State Tretyakov Gallery, Moscow

NOW CLOSED

A horse-trader’s son from the town of Chuguyev (Chuhuiv), in modern-day Ukraine, Ilya Repin rose to become the most influential Russian painter of the late 19th century. This major survey includes some 180 paintings and more than 130 graphic works, showing how he adapted the European vogue for realist painting to distinctively Russian themes, presenting Russian society in all its complexity and often tacitly criticising the corruption of the elite. Find out more from the State Tretyakov’s website.

Preview the exhibition below | View Apollo’s Art Diary here

Religious Procession in Kursk Governorate, Repin

Religious Procession in Kursk Governorate (1881–83), Ilya Repin. State Tretyakov Gallery, Moscow

Many of Repin’s best-known paintings offer an acerbic take on the social hierarchies of church and state in Russia in the 19th century. This work depicts the procession of an icon, borne by a group of pious peasants on the right-hand side; behind them wanders a priest, slicking back his hair, while to the right state officials on horseback beat back the crowd.

Princess Sofia Alexeyevna a Year after her Incarceration in the Novodevichy Convent during the Execution of the Streltsys and the Torturing of All Her Servants in 1698, Repin

Princess Sofia Alexeyevna a Year after her Incarceration in the Novodevichy Convent during the Execution of the Streltsys and the Torturing of All Her Servants in 1698 (1879), Ilya Repin. State Tretyakov Gallery, Moscow

Sofia Alexeyevna ruled Russia as regent with iron hand from 1682 to 1689. After Peter I came of age to take the throne, she withdrew to the Novodevichy Convent; ten years later, when the tsar was absent from the country, members of the Russian military attempted to reinstate her. This historical portrait by Repin depicts the would-be tsarina a year after this rebellion had been crushed, with the corpse of an insurgent suspended in front of Sophia’s window.

Refusal of Confession, Ilya Repin

Refusal of Confession (1879–85), Ilya Repin. State Tretyakov Gallery, Moscow

An intellectual forerunner to the Russian revolution, the Narodnik movement of the 1860s and ’70s sought to overthrow the tsardom and distribute the land among the peasantry.
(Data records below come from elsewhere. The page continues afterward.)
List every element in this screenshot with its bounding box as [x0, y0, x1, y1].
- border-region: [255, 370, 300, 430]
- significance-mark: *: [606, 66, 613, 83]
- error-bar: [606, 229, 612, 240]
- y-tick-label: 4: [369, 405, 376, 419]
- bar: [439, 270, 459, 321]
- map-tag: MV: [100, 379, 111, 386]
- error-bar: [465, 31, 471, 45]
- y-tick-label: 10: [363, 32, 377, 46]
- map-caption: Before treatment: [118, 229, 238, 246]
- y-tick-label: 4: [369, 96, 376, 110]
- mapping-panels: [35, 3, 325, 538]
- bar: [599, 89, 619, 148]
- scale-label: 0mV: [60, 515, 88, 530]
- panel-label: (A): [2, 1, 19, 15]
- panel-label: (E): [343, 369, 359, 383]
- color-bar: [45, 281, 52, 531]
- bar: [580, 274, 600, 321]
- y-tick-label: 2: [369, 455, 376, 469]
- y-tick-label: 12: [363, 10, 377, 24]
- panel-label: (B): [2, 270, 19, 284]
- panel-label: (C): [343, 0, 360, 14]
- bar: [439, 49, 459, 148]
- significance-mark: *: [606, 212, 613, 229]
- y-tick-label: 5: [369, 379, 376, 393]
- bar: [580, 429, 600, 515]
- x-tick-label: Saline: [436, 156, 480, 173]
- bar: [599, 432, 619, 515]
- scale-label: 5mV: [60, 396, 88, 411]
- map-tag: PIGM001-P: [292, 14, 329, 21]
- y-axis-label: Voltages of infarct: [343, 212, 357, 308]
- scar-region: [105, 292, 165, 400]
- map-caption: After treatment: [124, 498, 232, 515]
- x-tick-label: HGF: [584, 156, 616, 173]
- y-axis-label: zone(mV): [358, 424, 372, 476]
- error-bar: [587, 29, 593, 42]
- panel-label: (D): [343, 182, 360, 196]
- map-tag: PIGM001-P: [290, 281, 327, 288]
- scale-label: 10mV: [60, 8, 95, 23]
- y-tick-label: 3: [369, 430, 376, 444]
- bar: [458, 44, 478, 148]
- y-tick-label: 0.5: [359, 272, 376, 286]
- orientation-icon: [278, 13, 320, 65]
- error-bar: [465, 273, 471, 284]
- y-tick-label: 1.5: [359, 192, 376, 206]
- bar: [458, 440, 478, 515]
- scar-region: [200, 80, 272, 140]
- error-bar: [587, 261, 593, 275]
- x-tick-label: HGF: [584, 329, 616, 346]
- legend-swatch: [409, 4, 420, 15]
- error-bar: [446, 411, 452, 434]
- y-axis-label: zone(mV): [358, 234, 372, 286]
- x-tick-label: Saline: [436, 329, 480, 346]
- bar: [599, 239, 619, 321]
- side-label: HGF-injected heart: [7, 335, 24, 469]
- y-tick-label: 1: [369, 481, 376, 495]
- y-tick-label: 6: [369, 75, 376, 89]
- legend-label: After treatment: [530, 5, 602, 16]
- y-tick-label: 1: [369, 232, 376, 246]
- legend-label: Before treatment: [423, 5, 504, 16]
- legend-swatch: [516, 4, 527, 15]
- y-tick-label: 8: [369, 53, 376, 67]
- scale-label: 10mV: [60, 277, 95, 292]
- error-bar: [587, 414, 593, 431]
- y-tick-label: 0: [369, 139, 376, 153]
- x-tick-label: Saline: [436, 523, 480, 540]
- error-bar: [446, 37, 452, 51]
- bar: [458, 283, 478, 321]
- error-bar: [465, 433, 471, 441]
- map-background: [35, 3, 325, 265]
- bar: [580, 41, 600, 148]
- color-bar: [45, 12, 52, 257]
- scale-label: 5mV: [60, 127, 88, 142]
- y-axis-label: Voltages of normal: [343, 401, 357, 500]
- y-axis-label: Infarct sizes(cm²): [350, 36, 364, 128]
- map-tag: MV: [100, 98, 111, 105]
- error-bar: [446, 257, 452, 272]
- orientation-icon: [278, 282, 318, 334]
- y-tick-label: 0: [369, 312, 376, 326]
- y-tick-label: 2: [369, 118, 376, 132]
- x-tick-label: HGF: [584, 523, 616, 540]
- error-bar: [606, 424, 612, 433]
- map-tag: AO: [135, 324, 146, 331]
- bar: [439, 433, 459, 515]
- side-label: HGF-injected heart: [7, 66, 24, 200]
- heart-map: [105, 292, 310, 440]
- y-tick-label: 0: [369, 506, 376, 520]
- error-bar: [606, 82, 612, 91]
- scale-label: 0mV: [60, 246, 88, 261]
It also rebelled against the Orthodox Church; in this painting, Repin depicts a jailed dissident, refusing to confess his sins before a priest.

They Did Not Expect Him (1884–88), Ilya Repin. State Tretyakov Gallery, Moscow

Repin was a master at capturing moments of high psychological drama, in works that also spoke to the experience of Russian society at large. They Did Not Expect Him captures a moment of apprehensive silence that descends on a rural family as an exiled son returns home. In the Russian empire at the time, neither the political prisoners sent to Siberia nor their families were given much inkling of when – or if – they might return home.